# Coyote tracks, dog tracks, fox tracks? How to tell difference?



## lswoody (Oct 8, 2005)

I don't set out to hunt fox or coyotes, but will take one if it comes around while I'm deer hunting. I was scouting out a place today and found some kind of canine tracks. How to tell the difference? Thanks, Scott Woody


----------



## ryanwhit (Oct 9, 2005)

well, it can be tough and somewhat subjective.  Fox tracks are of course smaller, and you can usually see where there is some hair between the pads.  You may not be able to see where the hair left a mark on the ground, but where the outline of the pad ought to be.  Red foxes have more hair between the pads than grey foxes.  Grey foxes usually inhabit more wooded areas, while reds are usually in more open areas (usually!!).  

Coyote tracks tend to be more pointed than dog tracks, and bigger than fox tracks, but that of course depends on the size of the individual leaving the track.  You can sometimes tell that the claw mark of a coyote looks sharper than that of a dogs.

Dog tracks are usually wider than coyotes, sometimes just all together bigger cause some dogs get bigger than yotes.  Their tracks look blunter than coyotes.

Of course, sometimes the tracks appearences seem to overlap, so it can be just a guess.

hope this helps.


----------



## Son (Oct 9, 2005)

*canine tracks*

Don't worry about little dogs in the woods, they don't survive. 
Fox tracks are small, narrow and show some toenail scratches
Coyote tracks are similar to a dog, but more narrow, they do a lot or marking along roads, intersections etc.. by scratching.
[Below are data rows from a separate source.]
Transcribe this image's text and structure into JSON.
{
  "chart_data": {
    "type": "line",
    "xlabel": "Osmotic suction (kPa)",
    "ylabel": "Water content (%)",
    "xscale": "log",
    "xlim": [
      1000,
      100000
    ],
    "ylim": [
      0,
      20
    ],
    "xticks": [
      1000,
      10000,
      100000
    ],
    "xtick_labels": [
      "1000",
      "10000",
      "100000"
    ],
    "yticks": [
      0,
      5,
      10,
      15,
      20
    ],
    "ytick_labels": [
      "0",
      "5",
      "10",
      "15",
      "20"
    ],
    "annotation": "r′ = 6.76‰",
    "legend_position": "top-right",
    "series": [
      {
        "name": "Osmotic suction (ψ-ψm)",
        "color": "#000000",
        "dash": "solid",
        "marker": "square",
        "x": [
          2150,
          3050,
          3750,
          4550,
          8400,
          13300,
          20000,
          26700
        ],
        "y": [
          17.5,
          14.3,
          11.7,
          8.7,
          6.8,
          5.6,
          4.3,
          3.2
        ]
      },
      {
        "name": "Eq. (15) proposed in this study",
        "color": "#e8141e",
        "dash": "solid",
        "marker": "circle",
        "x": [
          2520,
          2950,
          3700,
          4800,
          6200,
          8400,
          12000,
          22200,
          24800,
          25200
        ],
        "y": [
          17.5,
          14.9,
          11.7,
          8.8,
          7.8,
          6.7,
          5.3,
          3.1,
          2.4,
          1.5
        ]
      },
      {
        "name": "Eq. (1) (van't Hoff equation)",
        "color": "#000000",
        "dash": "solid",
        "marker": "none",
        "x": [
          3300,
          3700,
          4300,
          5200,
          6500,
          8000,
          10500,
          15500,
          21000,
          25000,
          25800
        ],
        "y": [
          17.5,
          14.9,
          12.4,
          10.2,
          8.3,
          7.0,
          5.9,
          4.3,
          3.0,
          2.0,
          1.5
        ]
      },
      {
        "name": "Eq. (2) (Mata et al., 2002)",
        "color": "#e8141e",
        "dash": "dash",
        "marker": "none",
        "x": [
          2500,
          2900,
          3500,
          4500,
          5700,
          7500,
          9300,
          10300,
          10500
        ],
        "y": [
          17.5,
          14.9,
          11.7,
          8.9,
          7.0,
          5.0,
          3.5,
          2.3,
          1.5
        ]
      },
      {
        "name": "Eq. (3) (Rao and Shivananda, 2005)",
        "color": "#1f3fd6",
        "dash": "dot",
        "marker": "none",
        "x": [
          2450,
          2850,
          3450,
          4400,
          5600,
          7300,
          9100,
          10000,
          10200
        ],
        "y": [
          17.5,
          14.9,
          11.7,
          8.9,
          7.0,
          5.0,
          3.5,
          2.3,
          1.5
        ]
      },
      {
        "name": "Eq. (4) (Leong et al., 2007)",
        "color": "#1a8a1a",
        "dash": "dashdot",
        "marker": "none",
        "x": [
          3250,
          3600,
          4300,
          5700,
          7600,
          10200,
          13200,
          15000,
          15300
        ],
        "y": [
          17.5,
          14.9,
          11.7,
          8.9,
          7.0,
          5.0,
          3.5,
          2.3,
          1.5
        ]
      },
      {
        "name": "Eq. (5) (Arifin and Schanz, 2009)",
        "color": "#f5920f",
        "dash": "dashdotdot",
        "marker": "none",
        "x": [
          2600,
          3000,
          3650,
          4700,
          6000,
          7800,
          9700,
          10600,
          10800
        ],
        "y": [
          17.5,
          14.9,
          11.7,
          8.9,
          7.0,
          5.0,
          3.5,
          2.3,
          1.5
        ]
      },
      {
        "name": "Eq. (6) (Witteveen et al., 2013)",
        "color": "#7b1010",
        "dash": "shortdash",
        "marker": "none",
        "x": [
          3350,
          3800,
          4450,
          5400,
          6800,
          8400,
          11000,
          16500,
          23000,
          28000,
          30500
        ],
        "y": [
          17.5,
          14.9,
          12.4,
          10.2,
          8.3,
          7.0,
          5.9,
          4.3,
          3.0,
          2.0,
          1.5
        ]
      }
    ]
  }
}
I've seen hunters mistake their signpost for turkey scratchings.
Dogs, usually big, more round, wide as long and they like to run up and down the roads the most, unless they are trailing something. Follow dog tracks out your roads to the county road, have a camera setup to take their pictures and you'll probably see 'em sleeping the nights ventures off in somebodys yard. I then knock on the door and ask they pen them up while hunting season is ongoing. There's been some almost wars over dogs in our region in the last couple years.


----------



## lswoody (Oct 10, 2005)

Thanks for the info guys!!!!!!!


----------



## GeauxLSU (Oct 10, 2005)

You may find this info helpful (scroll down a little) http://72.14.207.104/search?q=cache...%200705.pdf+coyote+tracks+vs+dog+tracks&hl=en


----------



## evan gourley (Oct 10, 2005)

i know this sounds crazy but i look for scat(poop,doo-doo,etc.)
more than for tracks.coyote poop tends to be long and slender with lots of hair and bone fragments in it.coyotes poop a lot so look for the doo!    evan


----------



## LJay (Oct 11, 2005)

*tracks*

Best way to tell is see what's standing in them!!!!


----------